Sunday, January 11, 2009


Spirit & LifeĀ®
"The words I spoke to you are spirit and life." (Jn 6:63)

Human Life International e-Newsletter
Volume 04, Number 02 | Friday, January 09, 2009


Dignitas Personae and the Right to Life Part II

Brian Clowes, PhD

NOTE: this is the second installment of a two-part series on the document Dignitas Personae. Author Brian Clowes has been an HLI missionary for twelve years and offers this reflection on the practical aspects of the document for the Spirit and Life audience.

As we saw last week, the primary purpose of the new Vatican instruction on bioethics, Dignitas Personae, is to clarify Church teachings on biotechnologies that have become prominent since Donum Vitae was published in 1987. Dignitas Personae draws a bright line between scientific activities that treat human beings as a commodity to be produced - or as God's greatest gift.

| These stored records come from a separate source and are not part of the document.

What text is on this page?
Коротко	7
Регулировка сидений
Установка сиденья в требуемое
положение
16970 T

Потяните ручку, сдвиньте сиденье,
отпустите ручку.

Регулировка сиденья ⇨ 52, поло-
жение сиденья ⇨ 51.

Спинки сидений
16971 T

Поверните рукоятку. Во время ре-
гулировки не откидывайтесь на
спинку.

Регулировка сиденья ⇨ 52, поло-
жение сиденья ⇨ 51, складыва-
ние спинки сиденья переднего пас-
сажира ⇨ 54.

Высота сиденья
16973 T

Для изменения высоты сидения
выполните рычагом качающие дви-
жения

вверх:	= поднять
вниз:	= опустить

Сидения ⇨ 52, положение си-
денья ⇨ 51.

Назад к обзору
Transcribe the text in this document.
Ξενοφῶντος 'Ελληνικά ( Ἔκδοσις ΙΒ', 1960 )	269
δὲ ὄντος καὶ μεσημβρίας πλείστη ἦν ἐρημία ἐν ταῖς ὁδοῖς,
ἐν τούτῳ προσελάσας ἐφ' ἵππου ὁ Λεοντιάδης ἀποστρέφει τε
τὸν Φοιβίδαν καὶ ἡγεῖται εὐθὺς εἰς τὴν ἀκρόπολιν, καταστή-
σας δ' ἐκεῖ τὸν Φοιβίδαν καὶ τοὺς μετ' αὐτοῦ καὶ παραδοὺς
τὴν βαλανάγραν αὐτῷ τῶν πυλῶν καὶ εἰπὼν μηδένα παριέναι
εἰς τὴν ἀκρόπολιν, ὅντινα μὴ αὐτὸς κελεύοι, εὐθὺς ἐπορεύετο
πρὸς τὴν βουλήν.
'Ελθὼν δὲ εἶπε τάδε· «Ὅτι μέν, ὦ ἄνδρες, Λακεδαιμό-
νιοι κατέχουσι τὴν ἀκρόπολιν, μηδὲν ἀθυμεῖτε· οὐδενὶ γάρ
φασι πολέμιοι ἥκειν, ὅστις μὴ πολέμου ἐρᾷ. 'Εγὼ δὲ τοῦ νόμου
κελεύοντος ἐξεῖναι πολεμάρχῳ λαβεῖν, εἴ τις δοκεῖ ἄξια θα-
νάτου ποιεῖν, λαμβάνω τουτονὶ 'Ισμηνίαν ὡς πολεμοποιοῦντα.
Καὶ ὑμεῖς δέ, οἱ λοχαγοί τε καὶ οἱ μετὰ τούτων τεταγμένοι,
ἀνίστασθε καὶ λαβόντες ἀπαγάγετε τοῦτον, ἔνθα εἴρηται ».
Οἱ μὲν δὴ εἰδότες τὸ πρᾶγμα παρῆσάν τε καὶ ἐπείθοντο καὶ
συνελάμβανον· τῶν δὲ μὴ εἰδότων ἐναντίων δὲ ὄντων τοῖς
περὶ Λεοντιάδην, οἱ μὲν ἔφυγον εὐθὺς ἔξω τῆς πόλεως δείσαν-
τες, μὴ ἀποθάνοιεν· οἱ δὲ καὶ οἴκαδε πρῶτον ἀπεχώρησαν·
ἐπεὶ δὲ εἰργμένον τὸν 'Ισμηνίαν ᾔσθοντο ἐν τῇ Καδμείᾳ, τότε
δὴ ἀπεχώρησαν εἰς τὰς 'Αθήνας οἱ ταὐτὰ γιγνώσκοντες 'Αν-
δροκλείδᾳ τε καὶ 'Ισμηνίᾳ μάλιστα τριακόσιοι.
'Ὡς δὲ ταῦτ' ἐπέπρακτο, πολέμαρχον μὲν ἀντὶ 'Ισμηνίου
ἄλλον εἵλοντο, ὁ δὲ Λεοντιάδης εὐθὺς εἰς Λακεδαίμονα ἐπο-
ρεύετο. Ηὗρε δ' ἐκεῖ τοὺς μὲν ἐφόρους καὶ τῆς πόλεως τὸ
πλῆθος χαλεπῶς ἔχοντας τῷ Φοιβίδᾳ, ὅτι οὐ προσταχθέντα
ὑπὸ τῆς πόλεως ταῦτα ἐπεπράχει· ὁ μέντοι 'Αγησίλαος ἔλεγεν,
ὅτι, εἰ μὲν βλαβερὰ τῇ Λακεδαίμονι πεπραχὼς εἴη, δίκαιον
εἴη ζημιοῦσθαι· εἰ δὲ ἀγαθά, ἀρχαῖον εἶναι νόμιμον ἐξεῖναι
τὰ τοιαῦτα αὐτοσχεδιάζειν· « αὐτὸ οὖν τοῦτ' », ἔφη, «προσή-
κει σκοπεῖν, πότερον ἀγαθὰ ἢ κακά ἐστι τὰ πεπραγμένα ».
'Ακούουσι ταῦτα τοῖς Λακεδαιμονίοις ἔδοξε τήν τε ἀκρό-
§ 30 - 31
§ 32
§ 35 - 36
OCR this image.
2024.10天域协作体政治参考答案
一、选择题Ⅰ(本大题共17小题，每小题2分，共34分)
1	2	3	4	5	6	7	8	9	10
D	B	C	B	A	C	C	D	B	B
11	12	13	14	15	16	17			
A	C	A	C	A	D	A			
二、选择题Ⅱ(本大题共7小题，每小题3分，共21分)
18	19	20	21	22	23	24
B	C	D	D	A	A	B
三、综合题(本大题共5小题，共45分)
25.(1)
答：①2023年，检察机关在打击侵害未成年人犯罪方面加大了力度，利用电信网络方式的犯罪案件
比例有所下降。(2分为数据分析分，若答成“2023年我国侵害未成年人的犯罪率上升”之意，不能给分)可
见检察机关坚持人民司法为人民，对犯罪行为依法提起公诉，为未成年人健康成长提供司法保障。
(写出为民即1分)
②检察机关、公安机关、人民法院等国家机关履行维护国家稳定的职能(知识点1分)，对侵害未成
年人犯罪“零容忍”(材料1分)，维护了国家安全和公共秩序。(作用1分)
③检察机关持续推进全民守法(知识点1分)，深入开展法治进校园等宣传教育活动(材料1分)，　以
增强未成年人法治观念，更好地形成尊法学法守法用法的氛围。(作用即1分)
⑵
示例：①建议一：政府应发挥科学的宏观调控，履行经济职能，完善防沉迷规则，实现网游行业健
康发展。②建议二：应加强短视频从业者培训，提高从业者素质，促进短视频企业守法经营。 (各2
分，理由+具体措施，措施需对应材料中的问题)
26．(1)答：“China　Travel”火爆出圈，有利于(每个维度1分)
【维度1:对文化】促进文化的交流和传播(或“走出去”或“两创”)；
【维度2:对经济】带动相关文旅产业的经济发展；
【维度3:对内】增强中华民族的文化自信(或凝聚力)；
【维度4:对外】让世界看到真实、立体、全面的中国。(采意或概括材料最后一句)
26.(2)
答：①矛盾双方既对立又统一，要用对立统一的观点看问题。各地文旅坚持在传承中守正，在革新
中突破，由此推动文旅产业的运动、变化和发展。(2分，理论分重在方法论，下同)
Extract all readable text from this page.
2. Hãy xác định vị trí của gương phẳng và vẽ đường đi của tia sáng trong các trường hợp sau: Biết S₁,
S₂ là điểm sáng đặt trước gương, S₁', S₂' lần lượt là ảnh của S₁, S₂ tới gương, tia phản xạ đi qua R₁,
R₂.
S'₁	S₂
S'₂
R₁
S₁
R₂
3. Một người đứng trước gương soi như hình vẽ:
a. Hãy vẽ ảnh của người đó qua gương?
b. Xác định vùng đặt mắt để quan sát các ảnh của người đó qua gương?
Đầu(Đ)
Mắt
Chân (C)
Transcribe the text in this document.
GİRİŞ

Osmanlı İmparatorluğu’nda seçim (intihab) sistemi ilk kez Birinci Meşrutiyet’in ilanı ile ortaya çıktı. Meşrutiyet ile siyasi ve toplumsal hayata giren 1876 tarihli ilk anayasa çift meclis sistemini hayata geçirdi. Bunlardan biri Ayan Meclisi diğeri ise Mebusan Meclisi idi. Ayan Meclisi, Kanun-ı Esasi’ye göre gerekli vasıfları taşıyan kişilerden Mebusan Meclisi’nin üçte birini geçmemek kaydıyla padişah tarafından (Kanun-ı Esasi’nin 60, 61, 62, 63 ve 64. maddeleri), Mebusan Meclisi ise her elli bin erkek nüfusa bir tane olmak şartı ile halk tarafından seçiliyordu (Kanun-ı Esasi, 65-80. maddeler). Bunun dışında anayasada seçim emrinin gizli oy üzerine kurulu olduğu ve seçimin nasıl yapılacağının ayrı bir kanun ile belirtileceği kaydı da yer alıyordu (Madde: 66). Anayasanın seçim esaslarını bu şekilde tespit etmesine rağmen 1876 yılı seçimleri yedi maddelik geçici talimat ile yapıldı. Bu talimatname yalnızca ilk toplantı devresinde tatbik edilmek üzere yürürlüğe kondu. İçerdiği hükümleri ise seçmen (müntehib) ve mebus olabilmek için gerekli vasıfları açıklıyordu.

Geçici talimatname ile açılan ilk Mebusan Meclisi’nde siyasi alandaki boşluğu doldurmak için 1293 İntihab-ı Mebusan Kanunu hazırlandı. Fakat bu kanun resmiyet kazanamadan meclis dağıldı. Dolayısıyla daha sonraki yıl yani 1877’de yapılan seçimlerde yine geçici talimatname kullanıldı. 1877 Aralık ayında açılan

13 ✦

One of the primary topics addressed by Dignitas Personae is assisted reproductive technologies, or ARTs. Some people think that the authentic pro-lifer should welcome any means taken to bring children into this world, but such thinking reflects an improper understanding of human dignity.

The Catholic Church has always taught that a child should be the fruit of total self-giving between a man and woman who are committed to each other through marriage. Technologies that assist the marital union in conceiving a child through natural means respect the dignity of the child. One example would be the surgical repair of damaged Fallopian tubes. However, those that replace it through brute-force technology, such as in-vitro fertilization, do not respect this inherent dignity and inevitably lead to terrible abuses.

For example, if a child can be conceived in a Petri dish, why should we not then check to ensure that this "product" is free of defects? Why not freeze, experiment on, or discard embryos that are defective or that nobody wants? Why not use gametes from people who have desirable genetic characteristics? Why not rent a third party's uterus to perform the arduous task of childbearing, thereby pushing pregnancy into the province of the poor?

Dignitas Personae is very helpful in that it clearly shows how certain common medical procedures may be either licit or illicit, depending on their objective or usage;

* the freezing of oocytes is illicit, although the freezing of ovaries may be permissible if a woman with cancer or some other disease of the ovaries desires to have children in the future;

* pre-implantation genetic diagnosis (PGD), which "weeds out" those embryos deemed to be inferior is not allowable because it is a eugenic procedure, although prenatal diagnosis is permissible if its intent is to prepare medical teams and parents to properly care for a sick infant;

* embryonic stem cell research (ESCR) is impermissible, since it invariably leads to the death of the embryo, although adult stem cell research is licit;

* and using gene therapy to enhance the human race is considered the ultimate in the condemned pseudoscience of positive eugenics, although the same type of therapy used to cure disease in a single subject's non-reproductive cells would be permissible.

In other words, correcting a specific defect in one person's cells is called "somatic cell" gene therapy and is acceptable. But "germ line" gene therapy, which would affect all of a person's cells, is not, since it requires manipulation of embryos in a laboratory.

Since Donum Vitae in 1987, rapidly advancing biological technology has raised many completely new issues. One of these is "altered nuclear transfer," or human cloning that produces embryonic stem cells but not an embryo. This procedure needs more study to ensure that a new human being is never created and then destroyed before it can be declared licit. By contrast, reprogramming adult cells into what are called "induced pluripotent stem cells" is allowable since it can never result in the creation of a human person.

Pro-lifers will perhaps find the most controversial segment of Dignitas Personae to be the one dealing with the "prenatal adoption" of frozen embryos, leading to the birth of "snowflake babies." The desire to adopt these "orphan" embryos is certainly well intentioned and understandable, but leads to a number of problems, the primary of which is the perpetuation of the system that leads to the perceived necessity for such adoptions in the first place. The closest parallel might be Christian organizations which recently "bought back" slaves in Sudan, which implicitly implied that human beings may be bought and sold, and also encouraged slave-taking for profit. Dignitas Personae warns of the many ethical and practical problems associated with it.

Another subject that pro-lifers have been debating for years is vaccines made from the cell lines of aborted preborn babies. For the first time, the Church definitively addresses this topic in Dignitas Personae. The document states that parents may legitimately use such vaccines if there are no alternatives, since they have no say in how the vaccines are made. However, the parents should always ask their health care systems to make other vaccines available.

Dignitas Personae represents a welcome clarification regarding many medical and scientific procedures in the increasingly complex area of human reproduction, and will answer many questions that have, until now, not been dealt with authoritatively.

We urge all of our readers to go directly to the document and study it if they have any questions.